Issu d’une pratique systématique reposant sur le marquage du temps (le plus souvent quotidien), le travail d’On Kawara se décline en séries. La série de peintures de dates (qui se réfèrent au jour de création de l’œuvre) intitulée Today Series, commencée en 1966 et se poursuivant jusqu’à aujourd’hui, est par définition la plus longue.

Chaque toile de la série est méticuleusement peinte à la main, les nombreuses couches du fond monochrome étant recouvertes d’aussi nombreuses couches blanches pour l’écriture de la date, si bien que toute trace de pinceau est effacée.

Il trace à la main et à la peinture blanche sur la surface mate parfaitement monochrome de la toile, les chiffres et lettres de la date à laquelle il réalise ce tableau, dans la langue du pays où il se trouve.

Généralement réalisée la nuit, en huit heures environ, elle est détruite si, pour une raison ou une autre, l’artiste ne l’a pas achevée le jour même. Comme chez Hanne Darboven et Roman Opalka, dans ce projet obsessionnel, méticuleux, fastidieux, ce sont les infimes variations de détail et l’ampleur visuelle déterminée par accumulation qui le distingue d’un simple comptage mécanique, autodestructeur et imperceptible du temps.

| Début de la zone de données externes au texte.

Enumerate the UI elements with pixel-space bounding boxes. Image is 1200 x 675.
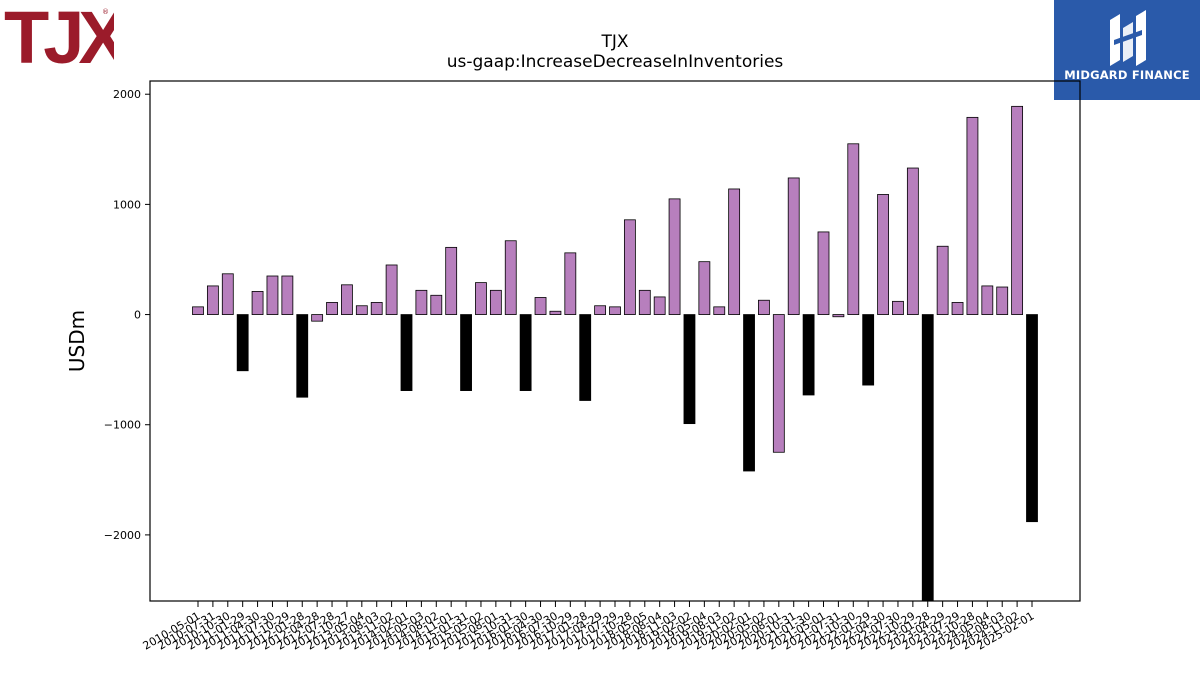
bar-2023-07-29 [951, 302, 964, 315]
y-tick-label: 0 [134, 309, 141, 322]
bar-2024-08-03 [996, 286, 1009, 315]
bar-2022-01-29 [862, 314, 875, 386]
plot-frame [149, 80, 1081, 602]
bar-2025-02-01 [1026, 314, 1038, 523]
bar-2013-11-02 [385, 264, 398, 315]
bar-2023-04-29 [936, 245, 949, 315]
y-tick-label: −1000 [104, 419, 141, 432]
bar-2021-05-01 [817, 231, 830, 315]
bar-2014-08-02 [430, 294, 443, 315]
bar-2018-05-05 [638, 289, 651, 315]
bar-2024-11-02 [1011, 105, 1024, 315]
bar-2020-10-31 [787, 177, 800, 315]
bar-2013-05-04 [355, 305, 368, 315]
bar-2019-02-02 [683, 314, 696, 425]
bar-2017-04-29 [594, 305, 607, 315]
bar-2017-01-28 [579, 314, 592, 401]
bar-2017-10-28 [623, 219, 636, 315]
bar-2020-08-01 [772, 314, 785, 453]
partner-name: MIDGARD FINANCE [1064, 68, 1190, 82]
bar-2015-08-01 [489, 289, 502, 315]
bar-2015-10-31 [504, 240, 517, 315]
bar-2015-05-02 [475, 282, 487, 315]
bar-2019-11-02 [728, 188, 741, 315]
bar-2016-10-29 [564, 252, 577, 315]
y-tick-label: −2000 [104, 529, 141, 542]
bar-2011-10-29 [281, 275, 294, 315]
bar-2014-05-03 [415, 289, 428, 315]
bar-2023-01-28 [921, 314, 934, 601]
chart-subtitle: us-gaap:IncreaseDecreaseInInventories [446, 52, 784, 72]
bar-2012-04-28 [311, 314, 324, 322]
tjx-logo-text: TJX [4, 2, 114, 72]
bar-2019-08-03 [713, 306, 726, 315]
bar-2022-07-30 [892, 300, 904, 315]
midgard-finance-logo: MIDGARD FINANCE [1054, 0, 1200, 100]
bars-group [192, 105, 1038, 601]
bar-2024-05-04 [981, 285, 994, 315]
bar-2022-10-29 [906, 167, 919, 315]
bar-2018-08-04 [653, 296, 666, 315]
bar-2018-11-03 [668, 198, 681, 315]
bar-2011-07-30 [266, 275, 279, 315]
bar-2020-02-01 [743, 314, 755, 472]
bar-2013-08-03 [370, 302, 383, 315]
bar-2015-01-31 [460, 314, 472, 391]
y-axis-label: USDm [65, 310, 89, 372]
bar-2011-04-30 [251, 291, 264, 315]
bar-2023-10-28 [966, 116, 979, 315]
y-tick-label: 1000 [113, 198, 141, 211]
bar-2010-07-31 [206, 285, 219, 315]
svg-text:®: ® [102, 8, 109, 16]
midgard-emblem-icon [1110, 10, 1146, 66]
bar-2019-05-04 [698, 261, 711, 315]
bar-2021-10-30 [847, 143, 860, 315]
bar-2014-02-01 [400, 314, 413, 391]
bar-2020-05-02 [758, 299, 770, 315]
bar-2021-07-31 [832, 314, 845, 318]
bar-2012-01-28 [296, 314, 309, 398]
bar-2010-10-30 [221, 273, 234, 315]
bar-2016-07-30 [549, 310, 562, 315]
bar-2014-11-01 [445, 246, 458, 315]
bar-2012-10-27 [341, 284, 353, 315]
tjx-logo: TJX ® [4, 0, 133, 79]
bar-2017-07-29 [609, 306, 621, 315]
bar-2022-04-30 [877, 194, 889, 315]
chart-title: TJX [601, 32, 629, 52]
bar-2021-01-30 [802, 314, 815, 396]
y-tick-label: 2000 [113, 88, 141, 101]
bar-2011-01-29 [236, 314, 249, 372]
bar-2016-04-30 [534, 297, 547, 315]
bar-2016-01-30 [519, 314, 532, 391]
bar-2012-07-28 [326, 302, 338, 315]
bar-2010-05-01 [192, 306, 204, 315]
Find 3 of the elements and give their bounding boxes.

https://www.centrepompidou.fr/cpv/resource/cLrG6dK/rKa8Bpz

http://i-ac.eu/fr/collection/130_today-ON-KAWARA-2000

Le protocole de Claude Rutault en 1973

En 1973, il en arrive à établir un schéma opérationnel, une toile tendue sur châssis peinte de la même couleur que le mur sur lequel elle est accrochée, qui donne à la peinture son autonomie signalée uniquement par son relief, bas-relief ou presque plat, et ses contours.

Ce protocole prendra la forme d’une suite de « définitions/méthodes« , les fameuses « dm » numérotées, qui vont explorer le jeu de l’artiste avec l’œuvre et sa prise en charge, celle du galeriste, du curateur (commissaire d’exposition, veilleur de nouveaux talents sur internet et les réseaux sociaux) ou du collectionneur.

« Le principe de ce travail de toiles de la même couleur que le mur est né d’une situation particulière qui était de repeindre simplement les pièces d’une maison – j’ai fait ça un jour comme ça très rapidement, et ça a mis un petit temps pour se décanter un peu, j’ai pas tout de suite mesuré les suites possibles de ce travail ». Entretien avec Claude Rutault, Centre Pompidou Paris.

2018 / Exposition L’Aventure de la couleur, Centre Pompidou Metz.

Au premier plan : Yves Klein, Pigments purs, 1957 installation originale 1957 – recréation 2017 Cadre en bois, sable et pigments bleus, Paris, Collection particulière.